The well-known poetry publisher Carcanet has just brought out a new edition of Edmund Blunden's poems. It occurred to me that I haven't written much about Blunden in this blog, and it's quite a while since I even mentioned him, so I feel I should redress the balance. After all, he was Siegfried Sassoon's best friend, and while he didn't perhaps influence Siegfried's poetic development in the way Robert Graves and others did, he certainly influenced him as a person, probably for the better.
Blunden was born in 1896, and thus was ten years Sassoon's junior. Had they met during the war, their relationship might have been very different. Blunden was at Oxford with Graves after the war, but did not stay the course. This may have had something to do with his decision to marry, in 1918. He and his wife Mary moved into a tiny cottage in Boars Hill, an area also frequented by Graves and Sassoon in the immediate post-war period, although it was some time before he and Sassoon became close friends. Some years ago, the SSF visited the house; in our company was Margi Blunden, one of Blunden's daughters from a later marriage; she was astonished to see how small it was.
On that occasion, Margi told us the sad story of how Blunden and his wife Mary had lost their first child, a daughter named Joy, as a result of being sold contaminated baby milk. The child was only a few weeks old when she died, and her father's grief inspired him to write a number of poems. It was barely a year since Blunden had seen service on the Western Front during the Great War; there he had experienced things as dreadful as what Sassoon and Owen had faced.

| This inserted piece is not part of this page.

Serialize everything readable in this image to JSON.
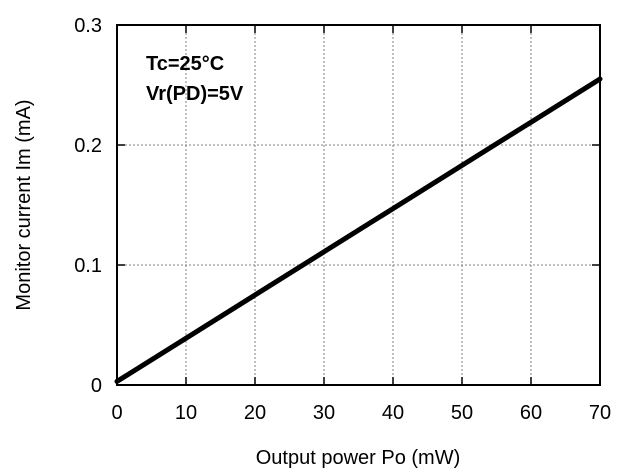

No wonder he took offence at the content of Robert Graves's Goodbye to All That, published at around the same time. By 1928 he and Sassoon had become firm friends, having met through poetry rather than a short-lived wartime camaraderie. From their correspondence, Sassoon immediately recognised Blunden as a potential kindred spirit. It may even have been Blunden who introduced Sassoon to the work of Henry Vaughan, about which I have already written so much that you do not want to hear it again. They subsequently found further common ground in their mutual love of cricket, and it was Blunden who would later orchestrate a meeting between Sassoon and the young cricketer Dennis Silk, now President of the SSF, resulting in another firm and long-lasting friendship.
Blunden's marriage, adversely affected both by the trauma of Joy's death (even though they had another two children together) and later by Blunden's decision to take up an academic post in Japan, broke down in the late 1920s and the couple divorced in 1931. Blunden found some comfort in his relationship with Sylva, a writer, whom he married in 1933. There were no children from this second marriage, which ended in 1945. The Second World War brought further upheaval, and Blunden became friendly with a young student, Claire Poynting, who was studying at St Hilda's (by coincidence, my alma mater). Ironically, Claire's love of cricket was one of the things that brought them together.
Claire was the mother of Margi and another three daughters, and the love of cricket has extended into the next generation, with Margi's son Ted Miller being one of those who have won the "Man of the Match" award at our annual commemoration of the "Flower Show Match" at Matfield. Blunden's marriage to Claire finally brought him the settled family life and band of children he had hoped for, and which Siegfried Sassoon would have liked to emulate through his own marriage to Hester. Perhaps his reason for introducing Siegfried and Dennis had something to do with his understanding of Siegfried's longing for a son who would share his interests, since George Sassoon lived with his mother in Scotland and did not see as much of his father as both would have liked.
There is certainly no doubt that Sassoon's post-war life would have been a lot emptier without his friendship with Edmund Blunden. The picture shown is the famous photograph of the older Siegfried, flanked by Edmund and Dennis, sitting on the porch at Heytesbury House, listening to "Test Match Special".